USAA STARS Alternative Parts Compliance Form

DRP coordinator form for documenting alternative parts sourcing, parts parity review, and compliance with USAA STARS requirements.

Submission Overview

  • Claim Number
    Enter the claim or assignment number used for this repair.
  • Repair Order Number
    Enter the internal repair order or RO number.
  • Vehicle Year / Make / Model
    Enter the vehicle identification details needed for parts review.
  • Repair Facility Name
    Enter the shop or DRP facility name.
  • Submission Date
    Date the compliance form is completed.
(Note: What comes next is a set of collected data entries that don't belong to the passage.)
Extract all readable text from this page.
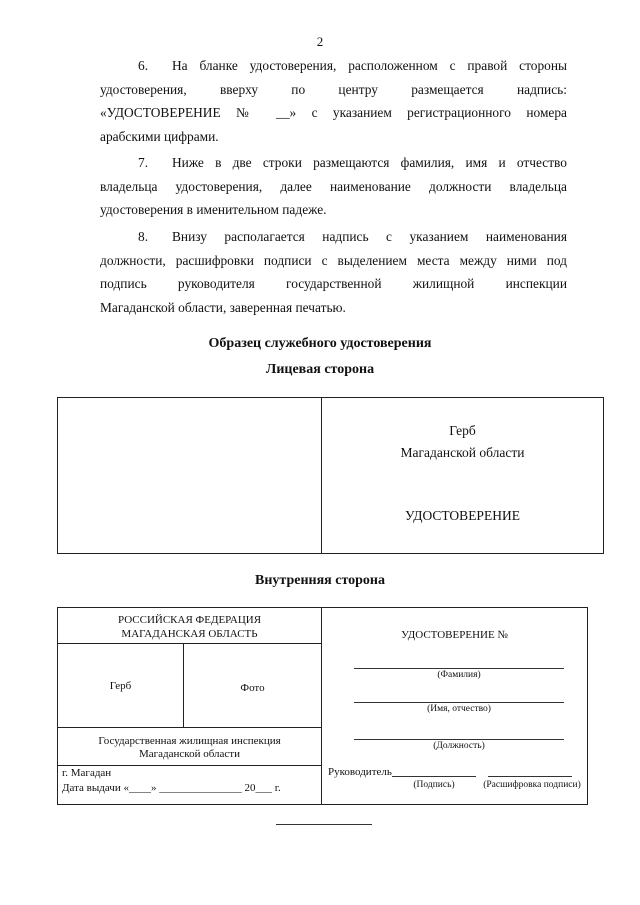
2
6.	На бланке удостоверения, расположенном с правой стороны
удостоверения, вверху по центру размещается надпись:
«УДОСТОВЕРЕНИЕ № __» с указанием регистрационного номера
арабскими цифрами.
7.	Ниже в две строки размещаются фамилия, имя и отчество
владельца удостоверения, далее наименование должности владельца
удостоверения в именительном падеже.
8.	Внизу располагается надпись с указанием наименования
должности, расшифровки подписи с выделением места между ними под
подпись руководителя государственной жилищной инспекции
Магаданской области, заверенная печатью.
Образец служебного удостоверения
Лицевая сторона
Герб
Магаданской области
УДОСТОВЕРЕНИЕ
Внутренняя сторона
РОССИЙСКАЯ ФЕДЕРАЦИЯ
МАГАДАНСКАЯ ОБЛАСТЬ
Герб	Фото
Государственная жилищная инспекция
Магаданской области
г. Магадан
Дата выдачи «____» _______________ 20___ г.
УДОСТОВЕРЕНИЕ №
(Фамилия)
(Имя, отчество)
(Должность)
Руководитель
(Подпись)	(Расшифровка подписи)
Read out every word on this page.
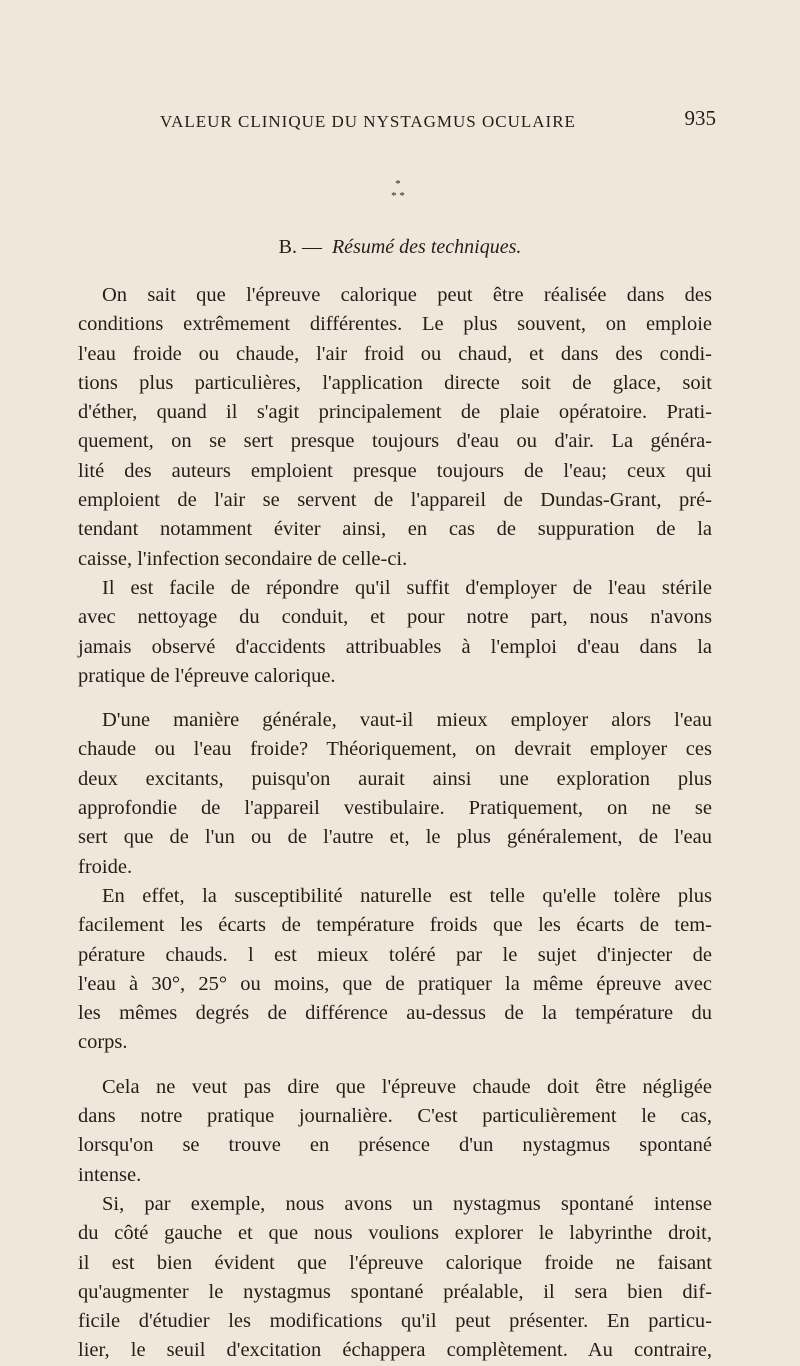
VALEUR CLINIQUE DU NYSTAGMUS OCULAIRE	935
*
* *
B. — Résumé des techniques.
On sait que l'épreuve calorique peut être réalisée dans des
conditions extrêmement différentes. Le plus souvent, on emploie
l'eau froide ou chaude, l'air froid ou chaud, et dans des condi-
tions plus particulières, l'application directe soit de glace, soit
d'éther, quand il s'agit principalement de plaie opératoire. Prati-
quement, on se sert presque toujours d'eau ou d'air. La généra-
lité des auteurs emploient presque toujours de l'eau; ceux qui
emploient de l'air se servent de l'appareil de Dundas-Grant, pré-
tendant notamment éviter ainsi, en cas de suppuration de la
caisse, l'infection secondaire de celle-ci.
Il est facile de répondre qu'il suffit d'employer de l'eau stérile
avec nettoyage du conduit, et pour notre part, nous n'avons
jamais observé d'accidents attribuables à l'emploi d'eau dans la
pratique de l'épreuve calorique.
D'une manière générale, vaut-il mieux employer alors l'eau
chaude ou l'eau froide? Théoriquement, on devrait employer ces
deux excitants, puisqu'on aurait ainsi une exploration plus
approfondie de l'appareil vestibulaire. Pratiquement, on ne se
sert que de l'un ou de l'autre et, le plus généralement, de l'eau
froide.
En effet, la susceptibilité naturelle est telle qu'elle tolère plus
facilement les écarts de température froids que les écarts de tem-
pérature chauds. l est mieux toléré par le sujet d'injecter de
l'eau à 30°, 25° ou moins, que de pratiquer la même épreuve avec
les mêmes degrés de différence au-dessus de la température du
corps.
Cela ne veut pas dire que l'épreuve chaude doit être négligée
dans notre pratique journalière. C'est particulièrement le cas,
lorsqu'on se trouve en présence d'un nystagmus spontané
intense.
Si, par exemple, nous avons un nystagmus spontané intense
du côté gauche et que nous voulions explorer le labyrinthe droit,
il est bien évident que l'épreuve calorique froide ne faisant
qu'augmenter le nystagmus spontané préalable, il sera bien dif-
ficile d'étudier les modifications qu'il peut présenter. En particu-
lier, le seuil d'excitation échappera complètement. Au contraire,
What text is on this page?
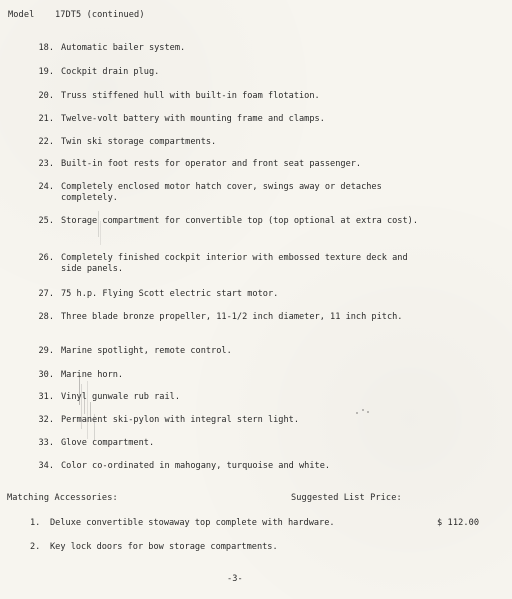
Model 17DT5 (continued)
18. Automatic bailer system.
19. Cockpit drain plug.
20. Truss stiffened hull with built-in foam flotation.
21. Twelve-volt battery with mounting frame and clamps.
22. Twin ski storage compartments.
23. Built-in foot rests for operator and front seat passenger.
24. Completely enclosed motor hatch cover, swings away or detaches completely.
25. Storage compartment for convertible top (top optional at extra cost).
26. Completely finished cockpit interior with embossed texture deck and side panels.
27. 75 h.p. Flying Scott electric start motor.
28. Three blade bronze propeller, 11-1/2 inch diameter, 11 inch pitch.
29. Marine spotlight, remote control.
30. Marine horn.
31. Vinyl gunwale rub rail.
32. Permanent ski-pylon with integral stern light.
33. Glove compartment.
34. Color co-ordinated in mahogany, turquoise and white.
Matching Accessories:	Suggested List Price:
1. Deluxe convertible stowaway top complete with hardware.	$ 112.00
2. Key lock doors for bow storage compartments.
-3-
Alternative Parts Decision

  • Were alternative parts used on this repair?
    Select Yes if any alternative, aftermarket, or non-OEM parts were installed.
  • Parts Category
    Select all categories that apply.
  • Reason for Alternative Parts Selection
    Explain the business or repair reason the alternative part was selected.
  • Was parts parity reviewed and confirmed?
    Confirm whether the selected part was reviewed against parity requirements.

Parts Sourcing and Parity Review

  • Source Type
    Select the source type for the alternative part.
  • Supplier Name
    Enter the supplier or vendor name.
  • Part Number
    Enter the alternative part number used.
  • OEM Part Number
    Enter the OEM reference part number used for comparison.
  • Parity Criteria Met
    Select the parity criteria that were verified.
  • Supporting Documentation
    Upload invoices, supplier quotes, part comparison screenshots, or other evidence supporting the parity review.

Exceptions, Escalation, and Approval

  • Was any exception or deviation identified?
    Select Yes if the repair required an exception to normal parts sourcing or parity review.
  • Exception Details
    Describe the exception, impact, and any corrective action taken.
  • Escalated for Review?
    Indicate whether the issue was escalated to a manager, estimator, or compliance reviewer.
  • Reviewer Name
    Enter the name of the reviewer if approval or escalation is required.
  • Review Date
    Date the review or approval occurred.

Attestation and Submission

  • Attestation
    Check to confirm the submission is complete and accurate.
  • Submitter Name
    Enter the name of the person submitting this form.
  • Submitter Role
    Enter your role, such as DRP coordinator, estimator, or parts manager.
  • Submitter Email
    Enter a contact email for follow-up questions.